Johnson Mathey plc v Watters, EAT, 9 October 2006
Mr Watters was responsible for four production lines at Johnson Mathey. As a result of trying to resolve a technical problem by cutting through wires (which fell within three listed examples of gross misconduct in the staff handbook), he was suspended, and following a disciplinary hearing and appeal, he was dismissed.
Watters successfully claimed unfair dismissal. The tribunal ordered re-engagement in a more junior post, reflecting his own contribution to his dismissal. The employer appealed.
The tribunal’s decision was upheld. Having considered the factors the employer should have taken into account (the circumstances of the incident, the employer’s responsibilities, the employer’s failures to identify risk prior to dismissal and to pay real regard to the risk of loss or damage), the EAT held that no reasonable employer would have dismissed Watters.
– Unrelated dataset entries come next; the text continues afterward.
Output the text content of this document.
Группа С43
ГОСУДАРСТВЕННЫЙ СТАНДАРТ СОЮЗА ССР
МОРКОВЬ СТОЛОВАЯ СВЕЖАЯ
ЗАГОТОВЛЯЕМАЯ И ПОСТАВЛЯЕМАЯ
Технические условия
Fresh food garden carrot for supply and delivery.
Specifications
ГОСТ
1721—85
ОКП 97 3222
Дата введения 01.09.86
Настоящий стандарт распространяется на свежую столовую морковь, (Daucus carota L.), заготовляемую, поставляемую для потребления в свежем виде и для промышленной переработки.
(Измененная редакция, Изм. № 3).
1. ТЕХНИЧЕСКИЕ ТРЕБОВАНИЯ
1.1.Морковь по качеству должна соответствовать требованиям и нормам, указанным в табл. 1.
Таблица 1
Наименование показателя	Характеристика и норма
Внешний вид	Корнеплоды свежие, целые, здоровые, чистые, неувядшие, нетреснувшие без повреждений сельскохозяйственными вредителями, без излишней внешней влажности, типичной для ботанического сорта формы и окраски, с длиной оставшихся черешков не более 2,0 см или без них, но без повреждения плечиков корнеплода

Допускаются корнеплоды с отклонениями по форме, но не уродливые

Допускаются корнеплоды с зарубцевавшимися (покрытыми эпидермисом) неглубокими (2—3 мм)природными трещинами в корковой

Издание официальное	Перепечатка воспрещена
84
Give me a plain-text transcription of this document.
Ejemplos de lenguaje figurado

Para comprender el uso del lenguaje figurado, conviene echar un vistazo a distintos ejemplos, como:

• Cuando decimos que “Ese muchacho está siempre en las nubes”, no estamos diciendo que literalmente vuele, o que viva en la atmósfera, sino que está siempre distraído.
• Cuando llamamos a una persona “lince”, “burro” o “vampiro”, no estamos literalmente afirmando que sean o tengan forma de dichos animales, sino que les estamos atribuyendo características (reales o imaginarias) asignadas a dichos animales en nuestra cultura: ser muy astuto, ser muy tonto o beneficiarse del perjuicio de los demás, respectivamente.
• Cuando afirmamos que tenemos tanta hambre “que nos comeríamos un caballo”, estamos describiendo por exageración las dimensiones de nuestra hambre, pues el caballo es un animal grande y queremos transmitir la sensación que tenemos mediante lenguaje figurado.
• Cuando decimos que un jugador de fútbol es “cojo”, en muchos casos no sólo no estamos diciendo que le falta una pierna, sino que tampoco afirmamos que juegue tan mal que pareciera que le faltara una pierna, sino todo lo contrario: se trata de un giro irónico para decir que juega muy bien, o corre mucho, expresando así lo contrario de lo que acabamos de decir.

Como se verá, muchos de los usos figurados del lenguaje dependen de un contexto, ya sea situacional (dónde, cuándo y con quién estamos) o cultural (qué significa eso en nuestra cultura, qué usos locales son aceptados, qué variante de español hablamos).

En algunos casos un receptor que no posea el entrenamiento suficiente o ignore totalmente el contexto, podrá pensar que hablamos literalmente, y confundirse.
The employer argued that re-engagement was not practicable as there had been a breakdown in trust and confidence. However, the EAT was not prepared to overturn the re-engagement order. In deciding there was no reason why Watters could not be successfully integrated back into the workforce, the tribunal took into account that:
the event leading to dismissal was an isolated incident and unlikely to re-occur
the employee was willing to ‘draw a line’ under the events
the employee’s colleagues were supportive
the employee did not have to report to the managers involved in his dismissal.
It is rare for a tribunal to order reinstatement or re-engagement. The tribunal stated that “in any situation in which the claimant [succeeds] there is likely to be an element of difficulty on the part of the [employer] in swallowing its pride and taking the employee back”. However, the tribunal noted that if this was to thwart a re-engagement request, then the remedy would be of no practical effect.